First, make an appointment at his pharmacy to go over this medications. (My clinic system has a pharmacist on staff, which was wonderful. But I have also worked with the person at the drug store with excellent results.) Are there any meds where it really matters if he takes them in the morning or evening? Probably with most it only matters that he takes them once a day or twice a day, and the am/pm designation is mostly a matter of convenience. The ones he takes twice a day are no problem. No matter which box he uses he's getting timely doses. The once-a-day pills (which should be taken every 24 hours) might be taken 12 hours apart or 36 hours apart if he is taking them out of the wrong box inconsistently. Discuss the consequences of that with the pharmacist. We say pick your battles. Learn whether this is a battle worth fighting.

Out of all his pills there may turn out to be only 2 where it is critical that he take them at a particular time every day. Put those two in a different pillbox. Different size or shape and color. Place that box on his night stand or at the breakfast table. Let him be in charge of the other two boxes. Focus on just those two pills where timing is critical.
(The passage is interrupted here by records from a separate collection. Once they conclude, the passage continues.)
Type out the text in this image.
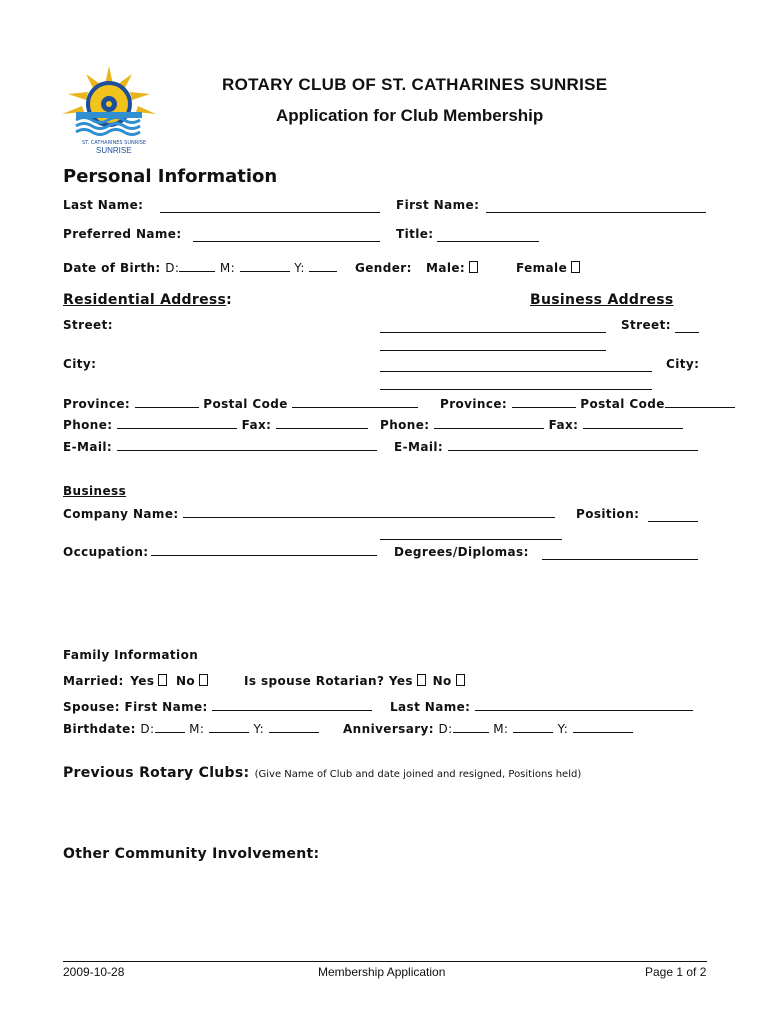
ST. CATHARINES SUNRISE
SUNRISE
ROTARY CLUB OF ST. CATHARINES SUNRISE
Application for Club Membership
Personal Information
Last Name:	First Name:
Preferred Name:	Title:
Date of Birth: D:	M:	Y:	Gender: Male:	Female
Residential Address:	Business Address
Street:	Street:
City:	City:
Province:	Postal Code	Province:	Postal Code
Phone:	Fax:	Phone:	Fax:
E-Mail:	E-Mail:
Business
Company Name:	Position:
Occupation:	Degrees/Diplomas:
Family Information
Married: Yes No	Is spouse Rotarian? Yes No
Spouse: First Name:	Last Name:
Birthdate: D:	M:	Y:	Anniversary: D:	M:	Y:
Previous Rotary Clubs: (Give Name of Club and date joined and resigned, Positions held)
Other Community Involvement:
2009-10-28	Membership Application	Page 1 of 2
Is he taking pills out of the wrong box willfully, as a rebellious gesture? Is he doing it out of forgetfulness? If the latter, make sure the boxes are different colors and stored in different places. Morning pills are in the yellow box on his nightstand. Evening pills in a blue box on the table where he eats dinner. If he wants to cooperate, this will make it easier.

He is angry and controlling. Bad combination! I do understand the anger. It amazes me that anyone with dementia isn't angry all the time. What a dirty trick their mind is playing on them! But natural though it seems, being angry all the time is tiring and discouraging. Discuss this anger with his doctors. There can be help with mood issues. That would be good for both of you!

I hope you get some good ideas here! Just knowing that you are not alone can be helpful.

Come back here often. And seek out more local help, too.